第2章 たとえば、君に触れる倖せ【夢100/アピス】


「長い間、意識が戻らなかった……心配した」

 それだけを、ようやく口にすることができた。
 アピスの言葉に、詞織は驚いたように目を丸くして、心配そうに眉を下げる。

「アピスさんの、熱は……?」

「君が倒れて吹き飛んだよ、そんなの」

 まるで、昼間と立場が逆だ。
 アピスが彼女に心配されるのではなく、詞織が彼に心配される。
 詞織が彼を心配するのではなく、アピスが彼女を心配する。

 今、自分はどんな顔をしているのだろう。
 アピス自身も驚くほど、優しい声が出た。

「……寝なよ、ここにいるから。
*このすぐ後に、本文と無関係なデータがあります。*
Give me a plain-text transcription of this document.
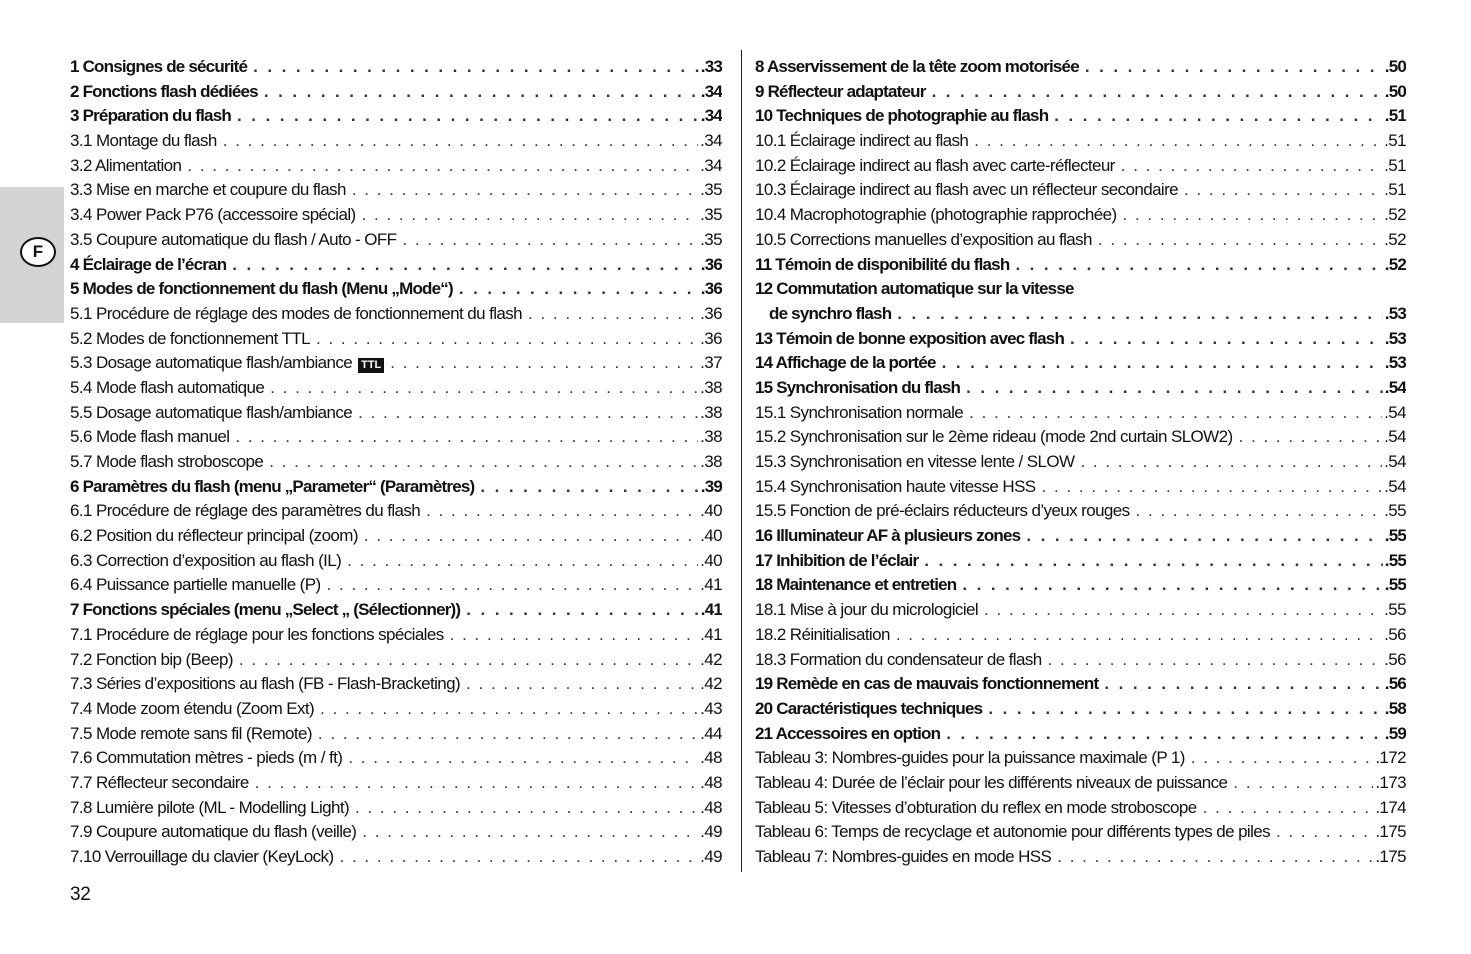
F
1 Consignes de sécurité . . .	.33
2 Fonctions flash dédiées . . .	.34
3 Préparation du flash . . .	.34
3.1 Montage du flash . . .	.34
3.2 Alimentation . . .	.34
3.3 Mise en marche et coupure du flash . . .	.35
3.4 Power Pack P76 (accessoire spécial) . . .	.35
3.5 Coupure automatique du flash / Auto - OFF . . .	.35
4 Éclairage de l’écran . . .	.36
5 Modes de fonctionnement du flash (Menu „Mode“) . . .	.36
5.1 Procédure de réglage des modes de fonctionnement du flash . . .	.36
5.2 Modes de fonctionnement TTL . . .	.36
5.3 Dosage automatique flash/ambiance TTL . . .	.37
5.4 Mode flash automatique . . .	.38
5.5 Dosage automatique flash/ambiance . . .	.38
5.6 Mode flash manuel . . .	.38
5.7 Mode flash stroboscope . . .	.38
6 Paramètres du flash (menu „Parameter“ (Paramètres) . . .	.39
6.1 Procédure de réglage des paramètres du flash . . .	.40
6.2 Position du réflecteur principal (zoom) . . .	.40
6.3 Correction d’exposition au flash (IL) . . .	.40
6.4 Puissance partielle manuelle (P) . . .	.41
7 Fonctions spéciales (menu „Select „ (Sélectionner)) . . .	.41
7.1 Procédure de réglage pour les fonctions spéciales . . .	.41
7.2 Fonction bip (Beep) . . .	.42
7.3 Séries d’expositions au flash (FB - Flash-Bracketing) . . .	.42
7.4 Mode zoom étendu (Zoom Ext) . . .	.43
7.5 Mode remote sans fil (Remote) . . .	.44
7.6 Commutation mètres - pieds (m / ft) . . .	.48
7.7 Réflecteur secondaire . . .	.48
7.8 Lumière pilote (ML - Modelling Light) . . .	.48
7.9 Coupure automatique du flash (veille) . . .	.49
7.10 Verrouillage du clavier (KeyLock) . . .	.49
8 Asservissement de la tête zoom motorisée . . .	.50
9 Réflecteur adaptateur . . .	.50
10 Techniques de photographie au flash . . .	.51
10.1 Éclairage indirect au flash . . .	.51
10.2 Éclairage indirect au flash avec carte-réflecteur . . .	.51
10.3 Éclairage indirect au flash avec un réflecteur secondaire . . .	.51
10.4 Macrophotographie (photographie rapprochée) . . .	.52
10.5 Corrections manuelles d’exposition au flash . . .	.52
11 Témoin de disponibilité du flash . . .	.52
12 Commutation automatique sur la vitesse
de synchro flash . . .	.53
13 Témoin de bonne exposition avec flash . . .	.53
14 Affichage de la portée . . .	.53
15 Synchronisation du flash . . .	.54
15.1 Synchronisation normale . . .	.54
15.2 Synchronisation sur le 2ème rideau (mode 2nd curtain SLOW2) . . .	.54
15.3 Synchronisation en vitesse lente / SLOW . . .	.54
15.4 Synchronisation haute vitesse HSS . . .	.54
15.5 Fonction de pré-éclairs réducteurs d’yeux rouges . . .	.55
16 Illuminateur AF à plusieurs zones . . .	.55
17 Inhibition de l’éclair . . .	.55
18 Maintenance et entretien . . .	.55
18.1 Mise à jour du micrologiciel . . .	.55
18.2 Réinitialisation . . .	.56
18.3 Formation du condensateur de flash . . .	.56
19 Remède en cas de mauvais fonctionnement . . .	.56
20 Caractéristiques techniques . . .	.58
21 Accessoires en option . . .	.59
Tableau 3: Nombres-guides pour la puissance maximale (P 1) . . .	.172
Tableau 4: Durée de l’éclair pour les différents niveaux de puissance . . .	.173
Tableau 5: Vitesses d’obturation du reflex en mode stroboscope . . .	.174
Tableau 6: Temps de recyclage et autonomie pour différents types de piles . . .	.175
Tableau 7: Nombres-guides en mode HSS . . .	.175
32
何かあったら言って」

「ほ……と、に……?」

 うん、と頷くと、詞織は黒水晶の瞳を閉じる。
 その表情は、どこか悲しそうだった。

「あ……あの……」

 声を掛けられて振り返れば、従者や世話役のメイドが居心地の悪そうに立っている。
 正直、存在を忘れていた。
 まだいたのか、と少々うんざりする。

「彼女の世話は僕がするから、君たちは下がっていいよ」

「で、ですが……」

「僕がやると言ってるんだ。他に何が言いたいの?」

 言い募ろうとするメイドにやや冷たく突き放せば、いつもと違う態度のアピスに彼らは委縮し、慌てて下がる。

 それを確認して、アピスは詞織を見つめた。
 浅い息を繰り返している詞織に、彼は眉を寄せる。

 自分の彼女に対する態度は、お世辞にも良いとは言えなかった。
 具合が悪いアピスを詞織は常に気遣い、心配していて。
 アピスはそれを散々突き放した。

 それなのに――……。

「……なんで庇うんだよ……」

 手当された彼女の手は、痛々しいほどに腫れてしまっていた。

 そこへ、詞織が身じろぎをする。
 寝苦しいのだろうか。
 そう思って毛布を少し下げてやると、彼女が手をさ迷わせた。